If you move into a new job, or even a new, higher paying position with the same organisation, will you be able to refinance and get a better deal on your loan? While your income level is a major factor in determining if you are eligible for the most competitive loan products on the market, there are many other factors that play a significant role as well.

Also, what you may not realise is that many lenders may not offer you a great loan because both your consistency of employment and your recent income, will also be factored into your loan eligibility. The fact that you just changed jobs could be a red flag to some banks.

Banks Don’t Like Inconsistency

The blue chip borrowers are those who have a stable employment with a steady or rising income. This makes it easier for banks to assess how much you’ll be able to afford now – and twenty years from now. If you have a history of moving from one job to another every year or two, some lenders may deny your application or at least will require other qualifiers such as excellent credit and strong savings habits to feel secure you are someone who is responsible enough to handle a mortgage.

Aside from income, lenders will consider how often you change jobs, as well as if you have or are considering a brand new career direction. While making a career overhaul may be exciting to you, it doesn’t excite banks. They want to see a built up a track record for success in whatever industry you are currently working in.

How Long Should You Wait to Refinance?

If you can hold off on refinancing, you may have a better chance of securing a competitive loan. Ideally, lenders want to see you’ve been in your current position for at least 6 to 12 months. You’ll be eligible for better loan products if you’ve been working for the same organisation for over a year.

What if you want to refinance now for other reasons? You do have some options. First, you may be able to refinance even if you’ve only been in your new job for a few months if you have a large down payment or have built up a lot of equity in your home. On the other hand, don’t expect to borrow more than 80% of the loan to value ratio without a solid income and employment history.

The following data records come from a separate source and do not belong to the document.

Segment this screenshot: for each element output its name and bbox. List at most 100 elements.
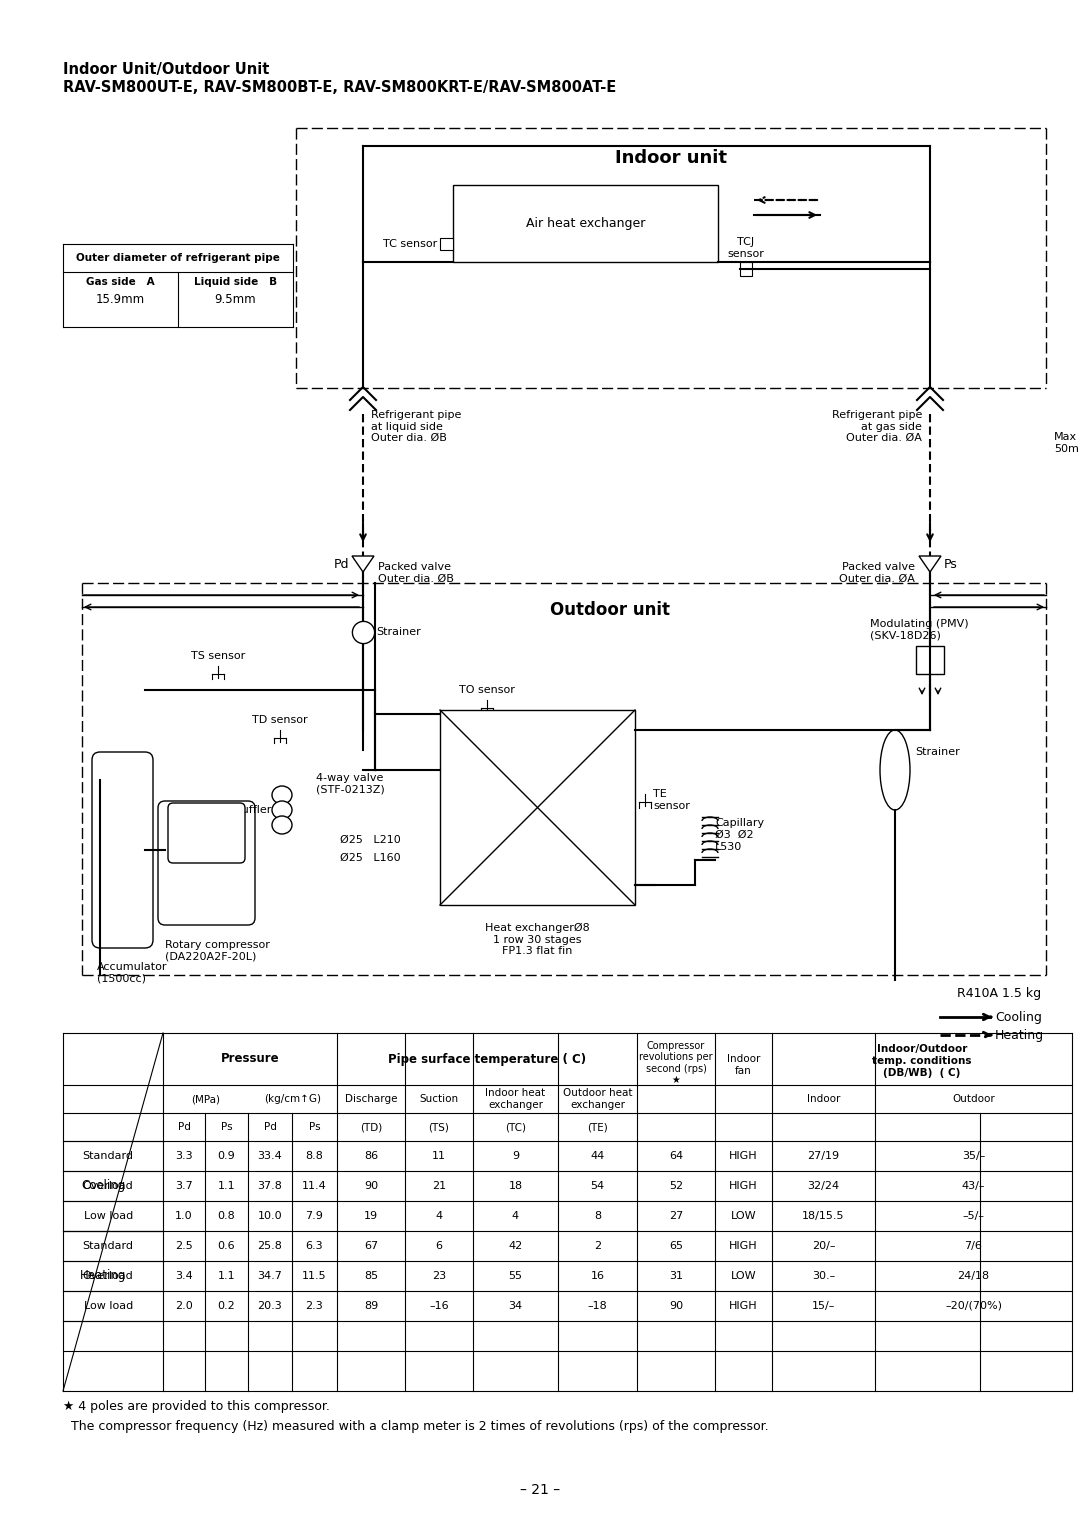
- Text: Indoor: Indoor: [807, 1093, 840, 1104]
- Text: 0.9: 0.9: [218, 1151, 235, 1161]
- Text: (kg/cm↑G): (kg/cm↑G): [264, 1093, 321, 1104]
- Text: 54: 54: [591, 1180, 605, 1191]
- Text: Packed valve: Packed valve: [842, 563, 915, 572]
- Text: 1.0: 1.0: [175, 1211, 193, 1222]
- Text: 0.2: 0.2: [218, 1301, 235, 1312]
- Text: 0.8: 0.8: [218, 1211, 235, 1222]
- Text: 10.0: 10.0: [258, 1211, 282, 1222]
- Text: (TE): (TE): [588, 1122, 608, 1132]
- Text: Ps: Ps: [944, 558, 958, 570]
- Text: 6.3: 6.3: [306, 1241, 323, 1250]
- Text: Heating: Heating: [80, 1269, 126, 1283]
- Text: 24/18: 24/18: [958, 1270, 989, 1281]
- Text: Standard: Standard: [82, 1241, 133, 1250]
- Text: Ø25   L210: Ø25 L210: [340, 836, 401, 845]
- Text: 16: 16: [591, 1270, 605, 1281]
- Bar: [740, 262, 752, 276]
- Text: Discharge: Discharge: [345, 1093, 397, 1104]
- Text: 90: 90: [364, 1180, 378, 1191]
- Text: 31: 31: [669, 1270, 683, 1281]
- Text: 52: 52: [669, 1180, 683, 1191]
- Text: Outer dia. ØB: Outer dia. ØB: [378, 573, 454, 584]
- Text: 90: 90: [669, 1301, 683, 1312]
- Text: Ps: Ps: [309, 1122, 321, 1132]
- Text: Gas side   A: Gas side A: [86, 278, 154, 287]
- Text: Air heat exchanger: Air heat exchanger: [526, 217, 645, 230]
- Text: RAV-SM800UT-E, RAV-SM800BT-E, RAV-SM800KRT-E/RAV-SM800AT-E: RAV-SM800UT-E, RAV-SM800BT-E, RAV-SM800K…: [63, 79, 617, 95]
- Text: 15.9mm: 15.9mm: [96, 293, 145, 307]
- Text: Indoor
fan: Indoor fan: [727, 1054, 760, 1075]
- Text: Refrigerant pipe
at liquid side
Outer dia. ØB: Refrigerant pipe at liquid side Outer di…: [372, 410, 461, 444]
- Text: 9: 9: [512, 1151, 519, 1161]
- Text: Compressor
revolutions per
second (rps)
★: Compressor revolutions per second (rps) …: [639, 1040, 713, 1086]
- Text: 34: 34: [509, 1301, 523, 1312]
- Text: 30.–: 30.–: [812, 1270, 835, 1281]
- Text: Outdoor: Outdoor: [953, 1093, 995, 1104]
- Text: –18: –18: [588, 1301, 607, 1312]
- Text: TCJ
sensor: TCJ sensor: [728, 238, 765, 259]
- Text: 33.4: 33.4: [258, 1151, 282, 1161]
- Text: 3.3: 3.3: [175, 1151, 193, 1161]
- Text: 8: 8: [594, 1211, 602, 1222]
- Text: 11.5: 11.5: [302, 1270, 327, 1281]
- Text: 65: 65: [669, 1241, 683, 1250]
- Text: Suction: Suction: [419, 1093, 459, 1104]
- Text: 4: 4: [435, 1211, 443, 1222]
- Text: 20/–: 20/–: [812, 1241, 835, 1250]
- Text: Indoor unit: Indoor unit: [615, 149, 727, 168]
- Text: R410A 1.5 kg: R410A 1.5 kg: [957, 987, 1041, 999]
- Text: –16: –16: [429, 1301, 449, 1312]
- Text: Refrigerant pipe
at gas side
Outer dia. ØA: Refrigerant pipe at gas side Outer dia. …: [832, 410, 922, 444]
- Text: Low load: Low load: [84, 1301, 133, 1312]
- Text: TD sensor: TD sensor: [253, 715, 308, 724]
- Text: –20/(70%): –20/(70%): [945, 1301, 1002, 1312]
- Text: – 21 –: – 21 –: [519, 1482, 561, 1498]
- Text: Indoor/Outdoor
temp. conditions
(DB/WB)  ( C): Indoor/Outdoor temp. conditions (DB/WB) …: [873, 1045, 972, 1078]
- Text: Cooling: Cooling: [81, 1179, 125, 1193]
- Text: Modulating (PMV)
(SKV-18D26): Modulating (PMV) (SKV-18D26): [870, 619, 969, 640]
- Text: Outer diameter of refrigerant pipe: Outer diameter of refrigerant pipe: [76, 253, 280, 262]
- Text: 27: 27: [669, 1211, 684, 1222]
- Text: Muffler: Muffler: [232, 805, 272, 814]
- Text: 9.5mm: 9.5mm: [215, 293, 256, 307]
- Text: 4-way valve
(STF-0213Z): 4-way valve (STF-0213Z): [315, 773, 384, 795]
- Text: Outdoor unit: Outdoor unit: [550, 601, 670, 619]
- Text: 6: 6: [435, 1241, 443, 1250]
- Ellipse shape: [272, 816, 292, 834]
- Text: LOW: LOW: [731, 1211, 756, 1222]
- Text: –5/–: –5/–: [962, 1211, 985, 1222]
- Text: Pd: Pd: [264, 1122, 276, 1132]
- Text: Outdoor heat
exchanger: Outdoor heat exchanger: [563, 1089, 632, 1110]
- Text: 2.0: 2.0: [175, 1301, 193, 1312]
- FancyBboxPatch shape: [92, 752, 153, 949]
- Text: 42: 42: [509, 1241, 523, 1250]
- Text: Overload: Overload: [82, 1180, 133, 1191]
- Text: Pressure: Pressure: [220, 1052, 280, 1066]
- Text: 43/–: 43/–: [962, 1180, 985, 1191]
- Text: Ø25   L160: Ø25 L160: [340, 852, 401, 863]
- Polygon shape: [919, 557, 941, 572]
- Text: Heating: Heating: [995, 1028, 1044, 1042]
- Text: 1.1: 1.1: [218, 1180, 235, 1191]
- Text: Rotary compressor
(DA220A2F-20L): Rotary compressor (DA220A2F-20L): [165, 939, 270, 962]
- FancyBboxPatch shape: [168, 804, 245, 863]
- Text: 18/15.5: 18/15.5: [802, 1211, 845, 1222]
- Text: 23: 23: [432, 1270, 446, 1281]
- Text: Strainer: Strainer: [915, 747, 960, 756]
- Text: (TD): (TD): [360, 1122, 382, 1132]
- Text: The compressor frequency (Hz) measured with a clamp meter is 2 times of revoluti: The compressor frequency (Hz) measured w…: [63, 1420, 769, 1434]
- Text: ★ 4 poles are provided to this compressor.: ★ 4 poles are provided to this compresso…: [63, 1400, 329, 1414]
- Ellipse shape: [272, 785, 292, 804]
- Text: (MPa): (MPa): [191, 1093, 220, 1104]
- Text: TC sensor: TC sensor: [382, 239, 437, 249]
- Text: Indoor heat
exchanger: Indoor heat exchanger: [485, 1089, 545, 1110]
- Text: 19: 19: [364, 1211, 378, 1222]
- Text: 34.7: 34.7: [257, 1270, 283, 1281]
- Text: Max
50m: Max 50m: [1054, 432, 1079, 454]
- Text: TE
sensor: TE sensor: [653, 790, 690, 811]
- Text: 4: 4: [512, 1211, 519, 1222]
- Text: 64: 64: [669, 1151, 683, 1161]
- Text: Overload: Overload: [82, 1270, 133, 1281]
- Text: 37.8: 37.8: [257, 1180, 283, 1191]
- Text: Outer dia. ØA: Outer dia. ØA: [839, 573, 915, 584]
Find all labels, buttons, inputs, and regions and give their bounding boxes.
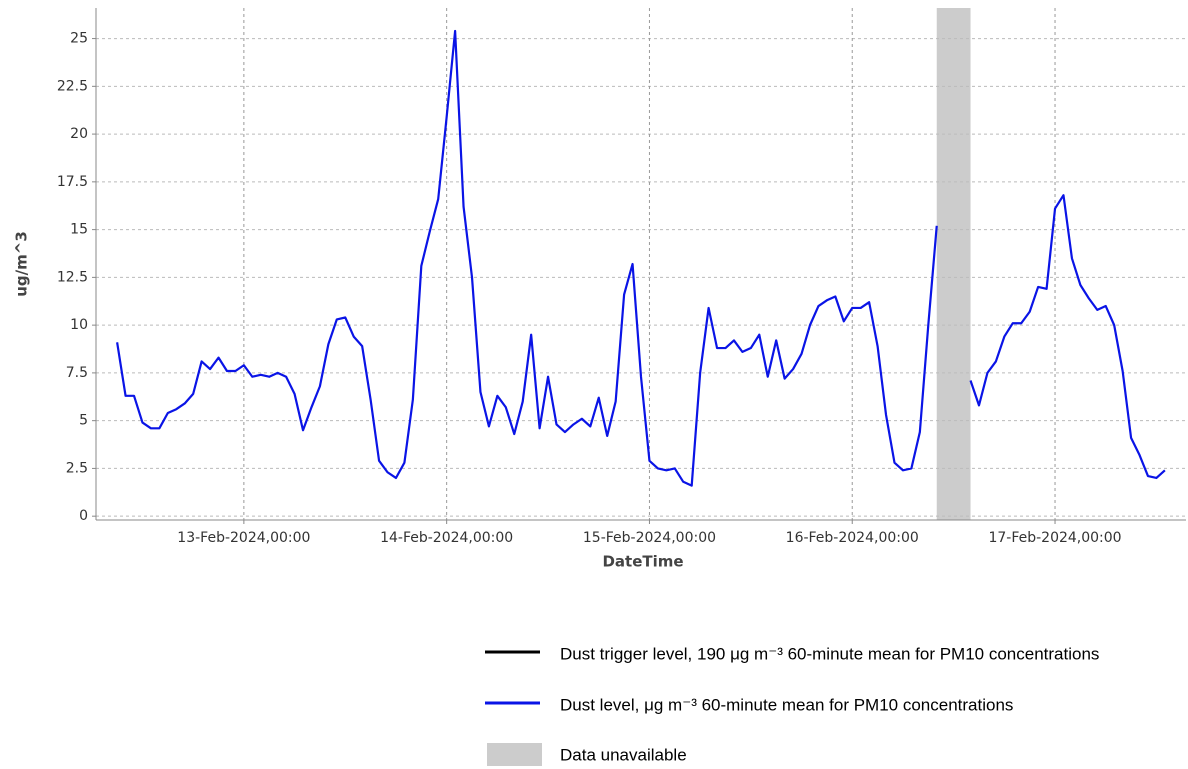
y-tick-label: 25 [70, 31, 88, 47]
y-tick-label: 0 [79, 508, 88, 524]
legend-label: Dust trigger level, 190 μg m⁻³ 60-minute… [560, 644, 1099, 663]
y-tick-label: 12.5 [57, 269, 88, 285]
y-tick-label: 17.5 [57, 174, 88, 190]
y-tick-label: 10 [70, 317, 88, 333]
y-tick-label: 15 [70, 222, 88, 238]
y-tick-label: 2.5 [66, 460, 88, 476]
data-line [116, 29, 1166, 487]
unavailable-band [936, 8, 971, 520]
y-axis-title: ug/m^3 [13, 231, 31, 297]
y-tick-label: 20 [70, 126, 88, 142]
y-tick-label: 5 [79, 413, 88, 429]
x-tick-label: 16-Feb-2024,00:00 [786, 530, 919, 546]
x-tick-label: 14-Feb-2024,00:00 [380, 530, 513, 546]
y-tick-label: 22.5 [57, 78, 88, 94]
x-tick-label: 15-Feb-2024,00:00 [583, 530, 716, 546]
legend-swatch [487, 743, 542, 766]
y-tick-label: 7.5 [66, 365, 88, 381]
legend-label: Dust level, μg m⁻³ 60-minute mean for PM… [560, 695, 1013, 714]
x-tick-label: 13-Feb-2024,00:00 [177, 530, 310, 546]
x-tick-label: 17-Feb-2024,00:00 [988, 530, 1121, 546]
legend-label: Data unavailable [560, 745, 687, 764]
x-axis-title: DateTime [602, 553, 683, 571]
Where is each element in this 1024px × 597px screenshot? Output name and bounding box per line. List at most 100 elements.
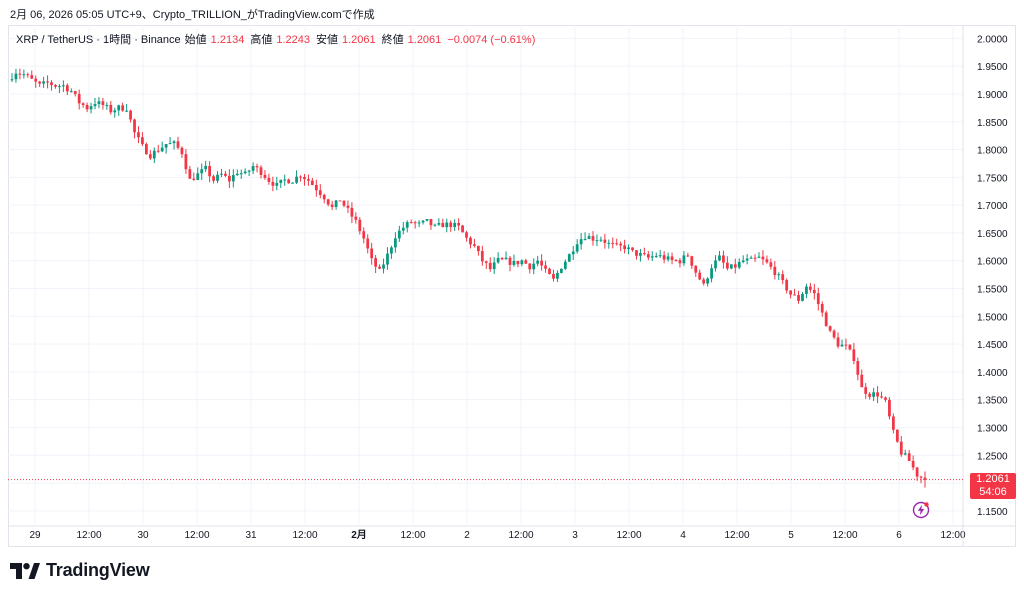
last-price-tag: 1.2061 54:06 [970,473,1016,499]
candle-body [899,441,903,455]
candle-body [133,119,136,133]
high-value: 1.2243 [276,34,310,46]
candle-body [666,256,670,260]
symbol-label[interactable]: XRP / TetherUS · 1時間 · Binance [16,34,181,46]
candle-body [334,200,338,207]
candle-body [903,453,907,455]
candle-body [773,266,777,276]
low-label: 安値 [315,34,338,46]
candle-body [575,244,579,252]
candle-body [342,200,346,206]
candle-body [30,75,34,79]
close-value: 1.2061 [407,34,442,46]
tradingview-brand[interactable]: TradingView [10,560,150,581]
y-tick-label: 1.9000 [977,90,1008,101]
candle-body [520,260,524,265]
candle-body [148,154,152,159]
candle-body [508,257,512,265]
candle-body [10,79,14,81]
candle-body [765,259,769,263]
y-tick-label: 1.6500 [977,229,1008,240]
candle-body [125,110,129,112]
open-label: 始値 [184,34,207,46]
lightning-icon[interactable] [912,501,930,519]
candle-body [706,278,710,284]
candle-body [587,236,591,239]
candle-body [69,91,73,93]
candle-body [619,243,623,246]
candle-body [856,361,860,375]
candle-body [65,85,69,92]
candle-body [267,177,271,182]
candle-body [239,173,243,175]
candle-body [326,199,330,205]
candle-body [58,86,61,88]
candle-body [777,274,781,276]
candle-body [196,173,200,180]
candle-body [247,170,251,172]
y-tick-label: 1.3000 [977,423,1008,434]
change-value: −0.0074 (−0.61%) [447,34,536,46]
candle-body [358,219,362,232]
candle-body [769,262,773,267]
candle-body [152,150,156,159]
candle-body [164,144,168,148]
candle-body [718,255,721,261]
x-tick-label: 30 [137,530,149,541]
y-tick-label: 2.0000 [977,34,1008,45]
candle-body [793,294,796,296]
candle-body [18,73,22,75]
candle-body [512,261,516,265]
candle-body [93,104,97,107]
candle-body [852,349,856,362]
candle-body [484,261,488,263]
candle-body [362,231,366,239]
candle-body [816,293,820,305]
candle-body [591,236,595,241]
candle-body [567,254,571,262]
candle-body [370,248,374,259]
candle-body [611,242,615,244]
candle-body [346,205,350,208]
x-tick-label: 12:00 [832,530,857,541]
candle-body [860,374,864,388]
candle-body [923,477,927,480]
candle-body [85,104,89,110]
candle-body [105,104,109,106]
candle-body [848,344,852,350]
y-tick-label: 1.7500 [977,173,1008,184]
x-tick-label: 31 [245,530,257,541]
candle-body [548,268,551,274]
close-label: 終値 [381,34,404,46]
y-tick-label: 1.9500 [977,62,1008,73]
tradingview-logo-icon [10,562,40,579]
candle-body [208,165,212,177]
candle-body [386,253,389,265]
bar-countdown: 54:06 [979,486,1007,498]
candle-body [528,263,532,270]
x-tick-label: 12:00 [400,530,425,541]
candle-body [623,245,627,250]
candle-body [722,255,725,263]
candle-body [275,182,279,186]
candle-body [476,245,480,252]
candle-body [808,286,812,290]
x-tick-label: 12:00 [616,530,641,541]
price-chart[interactable]: 1.15001.20001.25001.30001.35001.40001.45… [8,25,1016,547]
candle-body [603,239,607,243]
candle-body [429,219,433,226]
candle-body [642,253,646,255]
candle-body [224,173,227,176]
candle-body [524,260,528,264]
candle-body [488,262,492,270]
candle-body [89,106,93,110]
candle-body [832,330,836,338]
candle-body [176,141,180,148]
candle-body [216,174,219,181]
candle-body [445,222,449,228]
candle-body [583,238,587,240]
candle-body [563,261,567,269]
candle-body [805,286,808,294]
candle-body [745,258,749,261]
x-tick-label: 12:00 [76,530,101,541]
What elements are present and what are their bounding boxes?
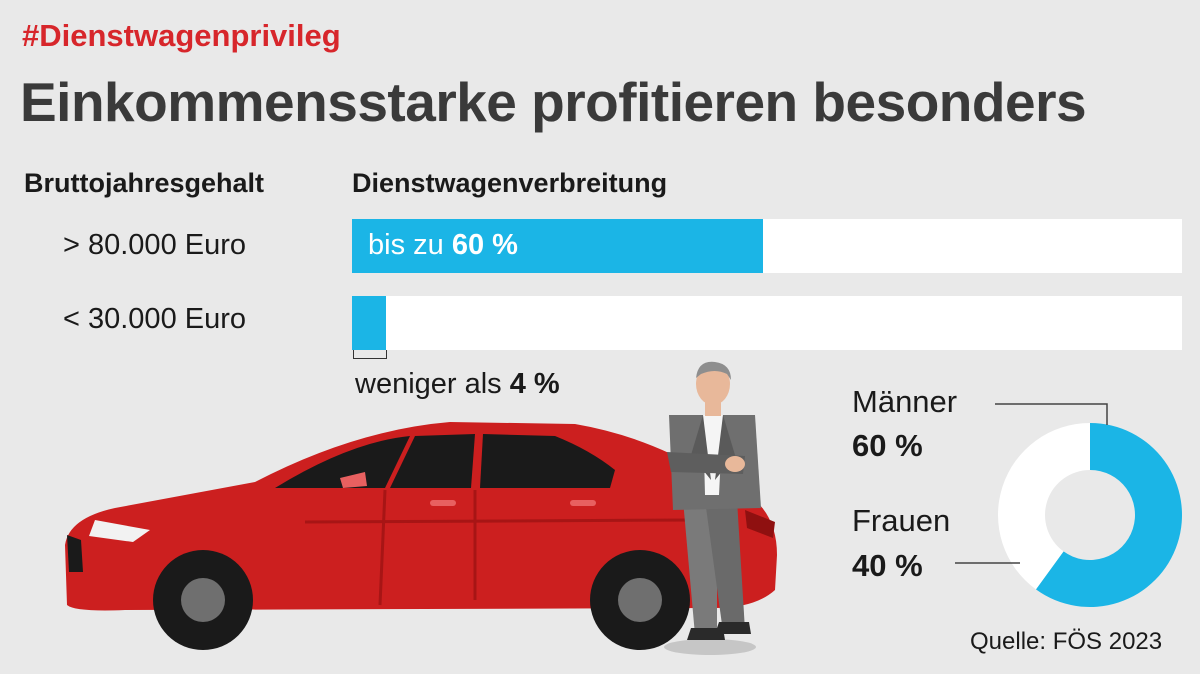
low-income-bracket bbox=[353, 350, 387, 359]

There are lenders out there who have more flexible lending policies. Talk to a mortgage broker or specialist about working with specialised lenders who will be willing to look at alternative factors such as other sources of income like investments or royalties, and a proven ability to earn a high income within your industry.

Shop around and explore your options. Take an honest look at your finances, lifestyle habits and borrowing power. Getting a new job shouldn’t hold you back – it’s something to be proud of. As long as you do your research and are smart about choosing your new loan and when to apply for it, your career and your new mortgage can open even more doors for your financial future.